Modern-day psychologists examine the nuances of survival behaviours, now viewing them less as unsightly brain grooves to be smoothed over and more as deeply intelligent mechanisms in the right circumstances. They may not be particularly virtuous, but they keep us alive. Yet when we see the day-to-day existences of the adult Yellowjackets—many of whom make it out of the Canadian brush without a discernible moral compass—we can understand how these same impulses can keep us from really living outside of life-or-death scenarios. The adult Yellowjackets cope in ways that are more relatable than cannibalism: Natalie struggles to stay clean after multiple trips to rehab, while Shauna finds outlets in adultery and some darkly funny jokes. (When she eventually kills her paramour, partially out of self-protection, she compares remembering how to dismember a body to “riding a really gross, fucked-up bike.”) As a teen, Taissa’s ruthlessness makes her most likely to succeed: she dreams of being first-string on Howard University’s soccer team, dating beautiful women and landing a legal internship in New York. “You did do all those things,” Shauna says, once they’re both adults. But Taissa, who has dissociative episodes and a young son in therapy, replies: “But if I’m being honest, not a single one of those things felt real.”
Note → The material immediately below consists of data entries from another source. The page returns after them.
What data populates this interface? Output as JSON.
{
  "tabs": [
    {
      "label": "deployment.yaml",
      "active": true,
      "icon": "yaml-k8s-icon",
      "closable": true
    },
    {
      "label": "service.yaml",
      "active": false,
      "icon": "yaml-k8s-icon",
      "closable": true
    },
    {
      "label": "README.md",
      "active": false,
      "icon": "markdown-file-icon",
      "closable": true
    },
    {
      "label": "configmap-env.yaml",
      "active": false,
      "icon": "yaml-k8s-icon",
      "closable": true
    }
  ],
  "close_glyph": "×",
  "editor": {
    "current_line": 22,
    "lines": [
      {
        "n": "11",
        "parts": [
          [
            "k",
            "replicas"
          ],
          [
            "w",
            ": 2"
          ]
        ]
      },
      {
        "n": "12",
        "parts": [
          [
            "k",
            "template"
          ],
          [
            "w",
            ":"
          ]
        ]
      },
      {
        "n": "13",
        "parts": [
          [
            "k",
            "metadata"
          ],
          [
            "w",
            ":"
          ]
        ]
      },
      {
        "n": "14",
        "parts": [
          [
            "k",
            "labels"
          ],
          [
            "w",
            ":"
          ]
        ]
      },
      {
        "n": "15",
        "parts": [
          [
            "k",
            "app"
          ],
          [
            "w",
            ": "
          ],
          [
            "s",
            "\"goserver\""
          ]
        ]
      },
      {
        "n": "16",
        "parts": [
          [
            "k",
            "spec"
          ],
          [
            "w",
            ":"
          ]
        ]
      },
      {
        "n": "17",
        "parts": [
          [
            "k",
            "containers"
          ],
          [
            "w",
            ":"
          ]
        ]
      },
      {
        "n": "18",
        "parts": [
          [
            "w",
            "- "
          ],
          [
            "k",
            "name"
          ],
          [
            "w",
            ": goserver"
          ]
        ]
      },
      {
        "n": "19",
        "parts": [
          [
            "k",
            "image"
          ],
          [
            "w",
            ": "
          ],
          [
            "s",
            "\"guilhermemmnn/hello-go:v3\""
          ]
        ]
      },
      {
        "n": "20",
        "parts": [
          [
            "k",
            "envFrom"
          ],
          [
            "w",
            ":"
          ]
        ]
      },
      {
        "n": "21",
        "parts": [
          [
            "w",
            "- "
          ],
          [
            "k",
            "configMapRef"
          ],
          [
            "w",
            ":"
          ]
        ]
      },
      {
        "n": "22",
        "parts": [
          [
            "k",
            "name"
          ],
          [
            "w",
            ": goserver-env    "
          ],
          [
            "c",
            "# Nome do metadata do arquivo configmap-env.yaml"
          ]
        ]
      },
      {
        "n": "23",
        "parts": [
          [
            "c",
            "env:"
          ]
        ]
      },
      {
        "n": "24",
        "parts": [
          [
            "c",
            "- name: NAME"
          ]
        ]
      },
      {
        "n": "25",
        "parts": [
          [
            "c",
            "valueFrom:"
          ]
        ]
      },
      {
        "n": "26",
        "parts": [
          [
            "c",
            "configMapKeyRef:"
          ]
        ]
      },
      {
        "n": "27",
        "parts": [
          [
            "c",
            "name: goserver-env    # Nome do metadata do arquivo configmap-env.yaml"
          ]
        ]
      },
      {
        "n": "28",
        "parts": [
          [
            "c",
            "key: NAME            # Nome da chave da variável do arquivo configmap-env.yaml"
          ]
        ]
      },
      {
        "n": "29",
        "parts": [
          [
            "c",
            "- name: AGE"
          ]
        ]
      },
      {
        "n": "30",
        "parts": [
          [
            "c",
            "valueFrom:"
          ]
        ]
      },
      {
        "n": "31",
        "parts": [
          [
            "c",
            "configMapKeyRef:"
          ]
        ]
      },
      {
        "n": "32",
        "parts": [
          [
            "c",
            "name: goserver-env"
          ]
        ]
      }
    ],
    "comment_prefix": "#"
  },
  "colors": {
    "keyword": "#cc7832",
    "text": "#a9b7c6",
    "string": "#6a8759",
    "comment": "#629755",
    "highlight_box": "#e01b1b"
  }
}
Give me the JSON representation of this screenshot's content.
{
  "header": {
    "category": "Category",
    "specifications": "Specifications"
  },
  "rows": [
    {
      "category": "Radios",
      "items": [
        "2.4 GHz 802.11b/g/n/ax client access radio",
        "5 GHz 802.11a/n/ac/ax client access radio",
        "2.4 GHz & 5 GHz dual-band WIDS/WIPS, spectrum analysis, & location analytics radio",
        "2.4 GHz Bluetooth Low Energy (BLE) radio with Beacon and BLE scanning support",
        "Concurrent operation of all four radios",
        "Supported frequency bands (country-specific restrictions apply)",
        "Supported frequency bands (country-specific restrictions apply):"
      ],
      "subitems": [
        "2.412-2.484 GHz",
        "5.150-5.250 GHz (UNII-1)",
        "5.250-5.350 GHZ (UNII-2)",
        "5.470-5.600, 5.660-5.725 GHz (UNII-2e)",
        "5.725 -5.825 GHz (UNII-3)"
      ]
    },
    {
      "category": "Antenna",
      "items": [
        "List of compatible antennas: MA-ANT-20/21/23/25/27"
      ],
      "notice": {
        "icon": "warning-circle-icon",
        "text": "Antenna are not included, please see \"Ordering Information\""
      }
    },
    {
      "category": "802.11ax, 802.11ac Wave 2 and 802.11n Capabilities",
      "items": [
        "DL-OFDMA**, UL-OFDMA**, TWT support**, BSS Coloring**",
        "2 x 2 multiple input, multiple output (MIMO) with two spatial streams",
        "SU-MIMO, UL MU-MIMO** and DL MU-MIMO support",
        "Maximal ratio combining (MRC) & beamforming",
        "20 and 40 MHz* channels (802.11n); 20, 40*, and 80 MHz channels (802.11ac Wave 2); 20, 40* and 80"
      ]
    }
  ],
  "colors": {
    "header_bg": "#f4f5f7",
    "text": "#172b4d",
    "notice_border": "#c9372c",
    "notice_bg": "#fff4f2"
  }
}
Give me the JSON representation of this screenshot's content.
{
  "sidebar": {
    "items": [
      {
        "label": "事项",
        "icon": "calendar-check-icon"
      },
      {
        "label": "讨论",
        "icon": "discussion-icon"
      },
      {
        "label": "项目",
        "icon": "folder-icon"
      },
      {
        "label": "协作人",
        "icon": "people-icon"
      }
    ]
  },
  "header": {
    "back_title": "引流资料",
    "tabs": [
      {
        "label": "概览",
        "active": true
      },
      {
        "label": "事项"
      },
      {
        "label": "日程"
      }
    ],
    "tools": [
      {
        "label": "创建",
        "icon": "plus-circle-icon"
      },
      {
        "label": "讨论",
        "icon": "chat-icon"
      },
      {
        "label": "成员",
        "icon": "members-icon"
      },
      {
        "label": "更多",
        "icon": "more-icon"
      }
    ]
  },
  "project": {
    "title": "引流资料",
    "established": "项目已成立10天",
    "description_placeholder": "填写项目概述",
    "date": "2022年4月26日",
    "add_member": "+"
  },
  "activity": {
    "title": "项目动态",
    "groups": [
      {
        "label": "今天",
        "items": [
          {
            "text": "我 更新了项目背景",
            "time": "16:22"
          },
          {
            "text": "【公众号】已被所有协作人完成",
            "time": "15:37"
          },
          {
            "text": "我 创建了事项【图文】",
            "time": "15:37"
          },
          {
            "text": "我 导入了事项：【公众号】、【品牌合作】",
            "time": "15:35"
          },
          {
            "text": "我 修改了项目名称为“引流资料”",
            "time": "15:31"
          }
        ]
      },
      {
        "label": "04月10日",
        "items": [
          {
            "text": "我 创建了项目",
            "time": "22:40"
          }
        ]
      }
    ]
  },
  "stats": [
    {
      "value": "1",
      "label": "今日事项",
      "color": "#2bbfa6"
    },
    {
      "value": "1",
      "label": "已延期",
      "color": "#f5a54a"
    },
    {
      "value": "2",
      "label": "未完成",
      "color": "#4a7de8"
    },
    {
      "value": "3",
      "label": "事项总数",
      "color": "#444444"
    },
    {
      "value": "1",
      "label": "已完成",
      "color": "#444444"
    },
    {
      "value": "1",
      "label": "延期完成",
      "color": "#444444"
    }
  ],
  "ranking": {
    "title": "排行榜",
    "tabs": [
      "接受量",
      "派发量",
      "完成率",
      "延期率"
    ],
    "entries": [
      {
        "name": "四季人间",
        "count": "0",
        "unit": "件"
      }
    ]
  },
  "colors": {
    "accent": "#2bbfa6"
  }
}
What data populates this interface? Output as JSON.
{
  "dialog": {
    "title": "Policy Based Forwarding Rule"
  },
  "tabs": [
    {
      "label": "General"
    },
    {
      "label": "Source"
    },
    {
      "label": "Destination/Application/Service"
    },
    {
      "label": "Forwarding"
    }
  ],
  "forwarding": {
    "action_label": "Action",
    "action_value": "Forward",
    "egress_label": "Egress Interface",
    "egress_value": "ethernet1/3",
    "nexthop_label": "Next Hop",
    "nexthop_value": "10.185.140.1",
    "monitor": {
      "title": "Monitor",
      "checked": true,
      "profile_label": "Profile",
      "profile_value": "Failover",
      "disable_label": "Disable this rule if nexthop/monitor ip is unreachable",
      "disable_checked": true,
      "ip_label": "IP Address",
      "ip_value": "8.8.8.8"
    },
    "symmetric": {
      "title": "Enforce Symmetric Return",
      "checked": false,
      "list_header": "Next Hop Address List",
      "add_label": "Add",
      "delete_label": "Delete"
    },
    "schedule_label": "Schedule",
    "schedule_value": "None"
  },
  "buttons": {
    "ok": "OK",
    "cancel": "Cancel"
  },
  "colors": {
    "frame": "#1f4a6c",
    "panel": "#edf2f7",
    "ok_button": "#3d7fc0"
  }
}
Heading into season two, old wounds don’t appear to be healing; somehow, things are getting much scarier. In fact, one teammate seems to be leading a cult. The show’s earliest cult, though, forms around the Yellowjackets themselves. At one point in the present-day timeline, the characters chafe their way through their 25-year high school reunion as they’re greeted with a winners’ welcome and a corny slideshow of memories set to Enya’s “Only Time.” It’s not always satisfying to celebrate survival tactics as evidence of the triumphant human spirit. Sometimes, what you need is to bond over shared scars and secrets with friends who have witnessed the full extent of your human shittiness. It’s nice to hear, “Wow, that was the worst.” Or, “We are kind of the worst.” Reflection over perfection. Television often does that very well.

Most of us will not find ourselves stranded on a mountain or in a forest. (Some of us may find ourselves in the domesticated wild a couple of hours north of a major city, but likely in the context of a cottage weekend.) Our most formidable personal disasters will probably be some form of heartbreak, financial ruin or remotely educating small children during a plague. To cope, we will do what we can, if not everything we want. We will not eat people; we will pay for Crave and find another form of catharsis. And we will try, as Natalie says during her last group-therapy session at rehab, to find a way to keep the tiger in the cage.